# Mezclador de audio para teclado



## Moya (Abr 4, 2007)

Hola.

quisiera mezclar el sonido de varias teclas de un teclado musical que estoy haciendo,   el problema que tengo es que cuando toco 2 teclas al mismo tiempo se escucha un sonido fuera de lo normal, mi idea es poner un mezclador de audio, pero no se como utilizarlo, ya que tengo 53 teclas diferentes.  

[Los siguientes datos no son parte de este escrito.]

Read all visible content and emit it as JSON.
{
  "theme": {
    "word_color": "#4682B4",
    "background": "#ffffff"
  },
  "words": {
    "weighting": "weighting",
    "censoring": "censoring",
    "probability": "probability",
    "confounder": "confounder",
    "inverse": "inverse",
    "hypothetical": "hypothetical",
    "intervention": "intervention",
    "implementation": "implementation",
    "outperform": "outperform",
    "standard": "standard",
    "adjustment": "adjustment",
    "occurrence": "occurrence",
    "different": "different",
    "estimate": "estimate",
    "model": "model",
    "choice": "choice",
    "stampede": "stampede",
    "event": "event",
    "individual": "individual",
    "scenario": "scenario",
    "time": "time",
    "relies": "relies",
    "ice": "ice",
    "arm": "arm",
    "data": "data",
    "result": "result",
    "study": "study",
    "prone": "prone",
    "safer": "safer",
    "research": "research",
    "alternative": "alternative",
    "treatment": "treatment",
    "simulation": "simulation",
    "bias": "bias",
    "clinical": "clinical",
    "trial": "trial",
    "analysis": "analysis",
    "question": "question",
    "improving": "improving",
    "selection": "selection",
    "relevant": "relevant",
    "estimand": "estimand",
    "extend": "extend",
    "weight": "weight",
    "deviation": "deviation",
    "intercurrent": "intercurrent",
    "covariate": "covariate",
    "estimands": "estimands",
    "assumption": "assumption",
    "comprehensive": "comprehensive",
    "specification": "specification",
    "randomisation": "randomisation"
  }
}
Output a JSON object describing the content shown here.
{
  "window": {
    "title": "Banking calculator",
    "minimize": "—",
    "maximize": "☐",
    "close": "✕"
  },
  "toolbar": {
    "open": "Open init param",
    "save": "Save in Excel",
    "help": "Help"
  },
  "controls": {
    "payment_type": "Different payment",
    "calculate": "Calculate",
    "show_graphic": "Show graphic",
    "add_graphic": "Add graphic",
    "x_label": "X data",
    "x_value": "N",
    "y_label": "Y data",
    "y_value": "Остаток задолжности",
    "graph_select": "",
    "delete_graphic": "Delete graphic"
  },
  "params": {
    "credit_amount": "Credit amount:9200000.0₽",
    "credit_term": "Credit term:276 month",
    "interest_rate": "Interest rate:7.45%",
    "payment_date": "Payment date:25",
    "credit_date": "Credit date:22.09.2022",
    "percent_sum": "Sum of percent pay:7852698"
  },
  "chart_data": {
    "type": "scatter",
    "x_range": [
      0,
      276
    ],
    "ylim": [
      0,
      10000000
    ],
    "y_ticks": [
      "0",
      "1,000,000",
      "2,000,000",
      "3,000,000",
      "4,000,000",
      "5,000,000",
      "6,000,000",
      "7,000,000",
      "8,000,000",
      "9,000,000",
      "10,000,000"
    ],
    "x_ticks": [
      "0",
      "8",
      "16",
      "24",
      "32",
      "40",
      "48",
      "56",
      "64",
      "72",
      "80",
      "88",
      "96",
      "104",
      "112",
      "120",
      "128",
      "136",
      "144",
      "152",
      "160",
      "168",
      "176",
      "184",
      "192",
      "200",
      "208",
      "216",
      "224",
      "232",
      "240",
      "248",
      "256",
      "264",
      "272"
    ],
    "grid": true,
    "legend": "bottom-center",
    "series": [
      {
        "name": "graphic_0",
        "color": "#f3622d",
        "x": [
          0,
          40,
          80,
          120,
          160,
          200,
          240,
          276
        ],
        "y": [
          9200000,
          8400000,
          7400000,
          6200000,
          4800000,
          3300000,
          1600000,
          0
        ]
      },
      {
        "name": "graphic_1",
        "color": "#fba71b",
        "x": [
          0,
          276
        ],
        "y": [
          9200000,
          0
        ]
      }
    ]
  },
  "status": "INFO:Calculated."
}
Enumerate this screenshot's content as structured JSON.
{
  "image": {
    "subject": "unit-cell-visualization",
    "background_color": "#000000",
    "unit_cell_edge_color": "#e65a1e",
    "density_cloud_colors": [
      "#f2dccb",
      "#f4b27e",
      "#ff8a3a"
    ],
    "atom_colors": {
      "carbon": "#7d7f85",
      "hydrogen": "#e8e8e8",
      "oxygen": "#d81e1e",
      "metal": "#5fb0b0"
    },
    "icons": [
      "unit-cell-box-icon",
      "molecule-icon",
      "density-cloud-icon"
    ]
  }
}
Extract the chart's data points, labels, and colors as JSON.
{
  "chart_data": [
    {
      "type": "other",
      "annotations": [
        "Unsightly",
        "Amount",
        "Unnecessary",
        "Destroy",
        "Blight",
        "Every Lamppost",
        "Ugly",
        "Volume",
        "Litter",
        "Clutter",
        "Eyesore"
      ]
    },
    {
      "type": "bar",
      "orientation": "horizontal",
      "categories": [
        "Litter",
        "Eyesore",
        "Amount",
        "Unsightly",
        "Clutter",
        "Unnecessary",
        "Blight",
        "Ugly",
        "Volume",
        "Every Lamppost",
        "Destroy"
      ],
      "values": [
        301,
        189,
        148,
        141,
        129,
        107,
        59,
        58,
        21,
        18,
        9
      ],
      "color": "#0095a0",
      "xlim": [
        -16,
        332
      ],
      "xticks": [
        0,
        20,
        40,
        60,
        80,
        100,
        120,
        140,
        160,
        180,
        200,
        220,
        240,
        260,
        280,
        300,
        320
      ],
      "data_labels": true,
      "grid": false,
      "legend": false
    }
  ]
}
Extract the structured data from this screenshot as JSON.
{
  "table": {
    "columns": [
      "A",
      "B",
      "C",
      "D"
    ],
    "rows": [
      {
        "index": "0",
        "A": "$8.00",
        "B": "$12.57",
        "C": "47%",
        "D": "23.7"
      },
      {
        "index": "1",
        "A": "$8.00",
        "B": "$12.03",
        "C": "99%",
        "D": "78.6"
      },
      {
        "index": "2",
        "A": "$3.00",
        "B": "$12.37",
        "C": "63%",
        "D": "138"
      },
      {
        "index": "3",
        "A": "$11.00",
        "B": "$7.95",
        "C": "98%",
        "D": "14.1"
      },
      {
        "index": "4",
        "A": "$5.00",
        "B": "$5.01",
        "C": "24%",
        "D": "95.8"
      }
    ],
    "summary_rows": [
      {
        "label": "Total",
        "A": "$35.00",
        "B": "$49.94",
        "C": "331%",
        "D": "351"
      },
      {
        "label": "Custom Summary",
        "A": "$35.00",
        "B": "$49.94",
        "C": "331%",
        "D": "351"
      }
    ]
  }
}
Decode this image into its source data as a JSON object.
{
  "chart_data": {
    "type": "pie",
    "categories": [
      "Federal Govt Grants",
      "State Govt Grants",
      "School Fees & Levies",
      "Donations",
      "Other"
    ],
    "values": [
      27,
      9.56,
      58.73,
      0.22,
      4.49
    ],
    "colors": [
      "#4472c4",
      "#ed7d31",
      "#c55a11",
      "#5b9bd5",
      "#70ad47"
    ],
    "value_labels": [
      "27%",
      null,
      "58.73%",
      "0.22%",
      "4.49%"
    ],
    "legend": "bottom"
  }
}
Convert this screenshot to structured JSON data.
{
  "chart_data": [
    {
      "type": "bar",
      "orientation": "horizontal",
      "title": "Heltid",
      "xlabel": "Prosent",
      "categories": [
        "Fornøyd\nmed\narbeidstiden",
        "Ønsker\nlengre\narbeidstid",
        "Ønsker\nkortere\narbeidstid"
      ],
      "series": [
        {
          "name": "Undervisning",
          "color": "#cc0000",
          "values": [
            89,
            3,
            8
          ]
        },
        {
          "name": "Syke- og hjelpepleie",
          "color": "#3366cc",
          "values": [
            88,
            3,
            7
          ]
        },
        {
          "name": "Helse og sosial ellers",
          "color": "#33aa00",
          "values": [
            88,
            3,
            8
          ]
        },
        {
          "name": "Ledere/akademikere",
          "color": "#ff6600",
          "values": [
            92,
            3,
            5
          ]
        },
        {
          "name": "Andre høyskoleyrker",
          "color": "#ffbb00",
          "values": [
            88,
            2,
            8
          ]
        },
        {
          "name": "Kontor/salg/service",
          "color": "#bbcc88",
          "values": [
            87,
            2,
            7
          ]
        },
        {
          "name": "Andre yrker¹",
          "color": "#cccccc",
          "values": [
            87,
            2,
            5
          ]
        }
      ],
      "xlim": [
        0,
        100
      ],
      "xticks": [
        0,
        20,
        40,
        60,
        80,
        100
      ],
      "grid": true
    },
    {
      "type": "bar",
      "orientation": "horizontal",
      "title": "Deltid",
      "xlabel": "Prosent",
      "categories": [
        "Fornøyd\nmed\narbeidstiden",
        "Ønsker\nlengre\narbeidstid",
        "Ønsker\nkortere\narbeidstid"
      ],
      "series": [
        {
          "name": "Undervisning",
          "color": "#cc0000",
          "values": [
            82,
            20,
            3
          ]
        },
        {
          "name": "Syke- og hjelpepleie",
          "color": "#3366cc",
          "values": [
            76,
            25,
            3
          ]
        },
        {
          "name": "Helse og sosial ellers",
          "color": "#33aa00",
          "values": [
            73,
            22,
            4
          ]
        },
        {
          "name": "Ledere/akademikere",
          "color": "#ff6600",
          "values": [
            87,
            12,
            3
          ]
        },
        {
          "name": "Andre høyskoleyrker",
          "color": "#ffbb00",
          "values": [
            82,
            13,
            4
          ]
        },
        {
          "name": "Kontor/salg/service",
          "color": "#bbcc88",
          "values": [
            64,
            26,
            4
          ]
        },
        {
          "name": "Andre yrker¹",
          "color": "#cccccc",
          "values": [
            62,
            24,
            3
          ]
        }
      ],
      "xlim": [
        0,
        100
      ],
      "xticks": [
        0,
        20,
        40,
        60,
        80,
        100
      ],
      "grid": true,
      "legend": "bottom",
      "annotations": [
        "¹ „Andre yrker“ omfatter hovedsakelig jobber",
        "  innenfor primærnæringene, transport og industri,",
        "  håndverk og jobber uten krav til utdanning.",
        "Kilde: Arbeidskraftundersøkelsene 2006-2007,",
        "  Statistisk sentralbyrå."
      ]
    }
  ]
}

Les agradeceria su respuesta.


----------



## JV (Abr 4, 2007)

Hola Moya, nunca lo vi tan grande pero se me ocurre que un circuito sumador con un operacional te deberia funcionar.

Saludos..


----------



## Moya (Abr 6, 2007)

JV dijo:
			
		

> Hola Moya, nunca lo vi tan grande pero se me ocurre que un circuito sumador con un operacional te deberia funcionar.
> 
> Saludos..



Hola JV, la verdad es que no soy muy experto en esto de trabajar con sonidos, asi que te pido que por favor me mandes aunque sea un pequeño diagrama o algo en que guiarme.

Gracias


----------



## JV (Abr 9, 2007)

Hola Moya, en este link hay una breve explicacion de que es un sumador:

http://es.wikipedia.org/wiki/Amplificador_operacional#Sumador

y te recomiendo que te bajes la hoja de datos del TL071, es un buen integrado para esta aplicacion, debe haber en los circuitos tipicos un sumador.

Saludos..


----------